Rules-lawyering drama queen but not a munchkin
Making a character with a mixed heritage should not ever mean that you are only and wholly one of those heritages in any meaningful way, regardless of how wh….elven, you look. It’s literally blood quantum. All they had to do was recreate the species customization rules and the custom lineage that already exist in the game. Easy. I have hair like my dad’s entire Hispanic family, with skin like my mom’s Irish American family.
And what was the harm on recognizing that human/elf is just somehow common and give it as an example just with a new name if that was their hill to die on? (And keeping lore while at it?)
 

Arilyn

Hero
And then there's the whole "I failed at my previous job/training" angle. For example: I was a wizard apprentice but spent precious study hours partying with the locals instead. I'm taking a bonus in Charisma and Constitution (socializing and surviving heavy drinking and bar fights explain these stat bumps.) I did absorb some Arcana knowledge and maybe Persuasion or Acrobatics. I can also take the magicy background feat because I wasn't a total washout, or not, if I didn't even manage that much.
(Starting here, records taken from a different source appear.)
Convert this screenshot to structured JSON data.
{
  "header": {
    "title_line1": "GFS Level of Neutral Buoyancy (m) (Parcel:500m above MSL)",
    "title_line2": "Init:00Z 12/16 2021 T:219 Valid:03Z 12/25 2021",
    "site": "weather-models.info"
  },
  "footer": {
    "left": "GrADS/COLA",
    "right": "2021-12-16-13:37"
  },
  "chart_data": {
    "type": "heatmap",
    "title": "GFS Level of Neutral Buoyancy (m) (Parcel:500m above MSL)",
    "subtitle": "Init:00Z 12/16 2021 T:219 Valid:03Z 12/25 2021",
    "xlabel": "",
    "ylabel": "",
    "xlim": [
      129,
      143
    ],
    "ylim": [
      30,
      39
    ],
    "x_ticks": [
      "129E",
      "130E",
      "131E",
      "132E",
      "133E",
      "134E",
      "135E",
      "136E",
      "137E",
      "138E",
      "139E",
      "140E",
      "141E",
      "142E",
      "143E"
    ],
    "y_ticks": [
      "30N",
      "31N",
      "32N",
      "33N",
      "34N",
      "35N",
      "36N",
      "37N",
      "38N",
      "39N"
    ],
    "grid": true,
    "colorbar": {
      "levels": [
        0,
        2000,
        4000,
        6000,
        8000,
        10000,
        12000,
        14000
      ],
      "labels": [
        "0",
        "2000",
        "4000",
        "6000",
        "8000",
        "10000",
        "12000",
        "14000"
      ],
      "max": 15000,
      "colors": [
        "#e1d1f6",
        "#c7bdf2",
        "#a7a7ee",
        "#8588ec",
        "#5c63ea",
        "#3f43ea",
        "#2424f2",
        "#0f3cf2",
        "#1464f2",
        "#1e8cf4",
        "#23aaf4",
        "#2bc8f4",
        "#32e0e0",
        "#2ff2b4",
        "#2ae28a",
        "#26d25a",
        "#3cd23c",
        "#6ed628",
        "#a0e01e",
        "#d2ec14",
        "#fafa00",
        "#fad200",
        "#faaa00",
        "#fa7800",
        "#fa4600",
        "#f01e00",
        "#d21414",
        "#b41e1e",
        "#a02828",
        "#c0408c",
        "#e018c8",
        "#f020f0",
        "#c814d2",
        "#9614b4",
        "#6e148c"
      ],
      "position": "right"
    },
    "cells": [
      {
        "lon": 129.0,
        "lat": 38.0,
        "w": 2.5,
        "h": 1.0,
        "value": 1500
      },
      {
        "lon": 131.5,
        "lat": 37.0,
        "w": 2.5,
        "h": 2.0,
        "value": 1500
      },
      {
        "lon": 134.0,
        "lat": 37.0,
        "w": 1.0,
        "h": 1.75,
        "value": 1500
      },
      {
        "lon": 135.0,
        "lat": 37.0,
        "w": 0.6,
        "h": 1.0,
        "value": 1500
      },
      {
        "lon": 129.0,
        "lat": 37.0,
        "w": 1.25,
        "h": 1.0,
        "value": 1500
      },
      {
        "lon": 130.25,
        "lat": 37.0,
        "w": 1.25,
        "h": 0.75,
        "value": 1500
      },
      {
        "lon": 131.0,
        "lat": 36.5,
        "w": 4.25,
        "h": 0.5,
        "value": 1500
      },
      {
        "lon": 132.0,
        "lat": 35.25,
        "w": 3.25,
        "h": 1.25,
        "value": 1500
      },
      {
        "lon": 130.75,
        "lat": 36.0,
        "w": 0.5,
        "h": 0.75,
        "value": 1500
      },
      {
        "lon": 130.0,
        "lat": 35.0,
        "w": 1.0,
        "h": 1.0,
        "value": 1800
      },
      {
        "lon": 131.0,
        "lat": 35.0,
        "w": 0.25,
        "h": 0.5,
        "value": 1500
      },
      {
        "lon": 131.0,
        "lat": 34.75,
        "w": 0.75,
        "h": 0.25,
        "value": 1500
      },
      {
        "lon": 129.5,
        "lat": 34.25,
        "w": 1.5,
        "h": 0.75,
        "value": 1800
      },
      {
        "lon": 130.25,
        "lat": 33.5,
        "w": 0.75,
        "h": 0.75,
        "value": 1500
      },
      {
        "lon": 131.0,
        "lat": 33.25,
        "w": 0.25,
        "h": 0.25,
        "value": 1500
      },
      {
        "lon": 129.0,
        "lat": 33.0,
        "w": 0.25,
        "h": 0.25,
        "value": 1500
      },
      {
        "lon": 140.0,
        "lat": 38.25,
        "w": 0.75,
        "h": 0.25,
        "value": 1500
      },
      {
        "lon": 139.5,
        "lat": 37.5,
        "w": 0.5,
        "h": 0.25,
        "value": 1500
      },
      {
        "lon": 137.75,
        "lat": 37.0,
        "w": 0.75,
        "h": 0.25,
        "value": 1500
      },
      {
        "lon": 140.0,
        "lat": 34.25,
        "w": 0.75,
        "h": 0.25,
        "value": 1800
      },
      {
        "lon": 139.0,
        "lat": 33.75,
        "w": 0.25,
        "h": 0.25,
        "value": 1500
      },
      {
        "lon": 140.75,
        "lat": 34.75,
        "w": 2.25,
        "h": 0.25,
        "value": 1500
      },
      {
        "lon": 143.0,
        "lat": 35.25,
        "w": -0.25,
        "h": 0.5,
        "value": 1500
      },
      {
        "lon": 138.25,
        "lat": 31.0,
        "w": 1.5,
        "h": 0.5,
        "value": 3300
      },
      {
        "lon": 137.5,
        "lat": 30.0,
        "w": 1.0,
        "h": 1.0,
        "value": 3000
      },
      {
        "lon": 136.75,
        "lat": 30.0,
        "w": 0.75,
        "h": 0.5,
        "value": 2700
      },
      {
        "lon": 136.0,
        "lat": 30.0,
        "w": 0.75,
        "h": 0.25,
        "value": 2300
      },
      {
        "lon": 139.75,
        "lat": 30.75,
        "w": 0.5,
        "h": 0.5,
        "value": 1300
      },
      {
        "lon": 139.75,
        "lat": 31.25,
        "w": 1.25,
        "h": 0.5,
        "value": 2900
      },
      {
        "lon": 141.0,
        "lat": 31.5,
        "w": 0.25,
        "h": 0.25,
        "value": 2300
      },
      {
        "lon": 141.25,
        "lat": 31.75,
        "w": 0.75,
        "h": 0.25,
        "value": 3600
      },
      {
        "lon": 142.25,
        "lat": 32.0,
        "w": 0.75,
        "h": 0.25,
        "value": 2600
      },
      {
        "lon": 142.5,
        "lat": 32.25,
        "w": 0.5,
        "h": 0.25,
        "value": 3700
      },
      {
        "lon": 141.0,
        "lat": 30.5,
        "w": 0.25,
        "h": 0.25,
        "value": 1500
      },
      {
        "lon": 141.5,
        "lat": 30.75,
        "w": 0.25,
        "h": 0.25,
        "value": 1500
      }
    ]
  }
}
I already mentioned this upthread but I really want players to create their own unique backgrounds, not just pick from the list in the book. Not having customizable backgrounds as the default being option deeply bugs me. This is the gateway game to a very creative hobby. Backgrounds are a great way for players to get imaginative with their characters and and create jumping off points for role playing. It feels like the designers are worried this can be abused or don't want new players feeling overwhelmed? I really don't get the backtracking with this one. Have lots of examples but encourage tinkering. Yes, I know it's an easy fix and my table can customize away. Looking at the game as a whole, however, I really hate this.